Het was kwart voor tien.
‘Het is kwart voor tien,’ zei hij toonloos.
‘Als ze de trein gemist had zou ze me getelegrafeerd hebben,’ zei de Saint.
‘Misschien komt ze met de volgende.’
‘Oh, voor de donder!’ schreeuwde de Saint. ‘Hoorde je dan niet dat ik haar in Maidenhead opbelde? Ik heb alle treinen nagekeken, en de volgende komt pas om vier uur morgenochtend aan. Denk je dat ze me zou laten wachten zonder een telegram te sturen?’ ‘Maar als ik haar misliep, en de taxi kreeg pech…’ Doch de Saint had een sigaret genomen, en stak deze aan. Zijn hand beefde niet in het minst. Zijn gezicht was onbewogen als een masker.

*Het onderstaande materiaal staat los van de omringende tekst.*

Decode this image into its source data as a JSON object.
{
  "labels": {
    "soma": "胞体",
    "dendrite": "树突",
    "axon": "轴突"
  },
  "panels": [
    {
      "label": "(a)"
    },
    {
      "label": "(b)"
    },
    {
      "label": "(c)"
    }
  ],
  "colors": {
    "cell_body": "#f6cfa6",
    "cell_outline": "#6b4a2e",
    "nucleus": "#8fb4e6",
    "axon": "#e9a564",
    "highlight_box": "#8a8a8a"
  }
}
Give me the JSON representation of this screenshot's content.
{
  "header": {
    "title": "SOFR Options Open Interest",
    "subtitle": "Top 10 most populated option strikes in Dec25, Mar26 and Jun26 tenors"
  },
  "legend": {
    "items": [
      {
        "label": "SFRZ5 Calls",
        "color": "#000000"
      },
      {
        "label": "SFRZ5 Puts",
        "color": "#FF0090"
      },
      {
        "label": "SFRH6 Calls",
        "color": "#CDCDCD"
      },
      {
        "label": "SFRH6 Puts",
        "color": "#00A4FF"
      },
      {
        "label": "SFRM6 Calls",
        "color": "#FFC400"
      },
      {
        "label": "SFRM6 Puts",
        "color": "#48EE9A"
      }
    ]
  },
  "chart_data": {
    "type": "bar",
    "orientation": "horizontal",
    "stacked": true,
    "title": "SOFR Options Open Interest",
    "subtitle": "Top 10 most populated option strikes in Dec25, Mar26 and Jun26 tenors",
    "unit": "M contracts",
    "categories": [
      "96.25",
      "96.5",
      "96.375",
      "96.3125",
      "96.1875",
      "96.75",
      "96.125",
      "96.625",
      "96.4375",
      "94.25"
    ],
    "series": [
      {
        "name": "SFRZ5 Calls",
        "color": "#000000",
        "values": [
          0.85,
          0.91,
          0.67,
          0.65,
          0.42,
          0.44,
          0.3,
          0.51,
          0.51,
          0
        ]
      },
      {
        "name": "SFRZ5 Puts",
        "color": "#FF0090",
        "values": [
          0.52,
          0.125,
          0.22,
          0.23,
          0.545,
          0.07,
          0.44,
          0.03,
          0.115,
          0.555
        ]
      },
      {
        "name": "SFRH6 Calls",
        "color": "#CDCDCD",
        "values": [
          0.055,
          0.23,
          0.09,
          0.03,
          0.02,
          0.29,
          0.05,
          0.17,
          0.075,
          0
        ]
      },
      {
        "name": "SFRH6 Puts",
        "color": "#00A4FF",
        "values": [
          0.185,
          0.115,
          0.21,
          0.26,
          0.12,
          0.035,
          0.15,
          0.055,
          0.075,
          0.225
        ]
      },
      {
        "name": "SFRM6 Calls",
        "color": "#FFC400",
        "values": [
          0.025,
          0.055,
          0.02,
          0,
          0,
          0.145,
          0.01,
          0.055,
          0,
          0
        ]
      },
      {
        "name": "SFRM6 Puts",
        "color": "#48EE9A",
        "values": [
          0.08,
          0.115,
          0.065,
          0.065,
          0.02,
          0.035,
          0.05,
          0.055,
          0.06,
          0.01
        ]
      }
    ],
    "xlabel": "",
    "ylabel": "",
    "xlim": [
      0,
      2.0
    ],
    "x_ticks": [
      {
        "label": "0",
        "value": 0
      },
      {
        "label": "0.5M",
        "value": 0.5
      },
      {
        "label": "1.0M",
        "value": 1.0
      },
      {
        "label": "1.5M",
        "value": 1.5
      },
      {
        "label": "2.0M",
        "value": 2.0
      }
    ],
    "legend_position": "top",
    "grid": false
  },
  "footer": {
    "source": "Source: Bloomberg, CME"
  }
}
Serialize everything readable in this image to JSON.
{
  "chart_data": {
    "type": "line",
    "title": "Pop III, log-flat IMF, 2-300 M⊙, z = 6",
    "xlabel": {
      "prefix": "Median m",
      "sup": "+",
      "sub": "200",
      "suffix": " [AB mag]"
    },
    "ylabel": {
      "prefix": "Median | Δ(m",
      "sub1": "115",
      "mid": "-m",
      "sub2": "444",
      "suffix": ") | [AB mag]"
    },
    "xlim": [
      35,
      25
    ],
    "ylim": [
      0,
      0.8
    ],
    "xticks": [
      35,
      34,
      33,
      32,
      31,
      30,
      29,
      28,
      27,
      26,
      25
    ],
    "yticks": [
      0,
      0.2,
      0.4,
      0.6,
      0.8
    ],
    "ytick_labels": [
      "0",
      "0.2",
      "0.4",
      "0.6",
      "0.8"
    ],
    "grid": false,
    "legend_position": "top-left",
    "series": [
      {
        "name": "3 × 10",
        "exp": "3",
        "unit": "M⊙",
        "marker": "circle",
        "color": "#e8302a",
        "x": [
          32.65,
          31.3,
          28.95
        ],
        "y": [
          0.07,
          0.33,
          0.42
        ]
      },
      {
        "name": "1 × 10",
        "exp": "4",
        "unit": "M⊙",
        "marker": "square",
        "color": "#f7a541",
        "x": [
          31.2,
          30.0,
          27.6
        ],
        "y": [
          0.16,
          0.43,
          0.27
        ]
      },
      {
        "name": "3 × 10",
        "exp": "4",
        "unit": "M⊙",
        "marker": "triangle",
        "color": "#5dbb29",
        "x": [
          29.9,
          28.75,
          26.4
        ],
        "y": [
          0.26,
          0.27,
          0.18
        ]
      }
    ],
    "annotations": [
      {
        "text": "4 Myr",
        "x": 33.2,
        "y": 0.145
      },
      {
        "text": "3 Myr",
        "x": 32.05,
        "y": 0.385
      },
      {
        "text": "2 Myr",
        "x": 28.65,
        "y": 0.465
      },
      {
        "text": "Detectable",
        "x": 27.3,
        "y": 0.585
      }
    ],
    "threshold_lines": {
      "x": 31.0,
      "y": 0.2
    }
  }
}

‘Bier,’ zei de Saint. Roger schonk in.
‘En wees voorzichtig met wat je tegen me zegt. Praat geen onzin, Roger! Met dwaze veronderstellingen ben ik niet geholpen. Onnodig Terry op te bellen en te vragen of Pat de trein gehaald heeft, want daar ben ik volmaakt zeker van. Ik hoef evenmin te vragen, of jij er heel zeker van bent, dat je haar misliep, want ik weet dat ‘t niet het geval is…’
Met volmaakt beheerste vingers brak de Saint een lucifer in kleine stukjes en wierp deze een voor een in de asbak. ‘En probeer niet me wijs te maken, dat ik ongerust ben over niets,’ zei de Saint, ‘want ik zeg je dat ik er reden toe heb. Ik weet dat Pat met een halve sneltrein reisde, die aan verschillende stations stopt. Ik weet dat Marius Pat ontvoerd heeft, en ik weet, dat hij zal trachten haar uit te leveren in ruil voor Vargan, en ik weet dat ik Dr. Marius zal vinden en hem zal vermoorden. En dus, Roger, wees voorzichtig wat je tegen me zegt, en praat geen onzin, want anders gebeuren er ongelukken.’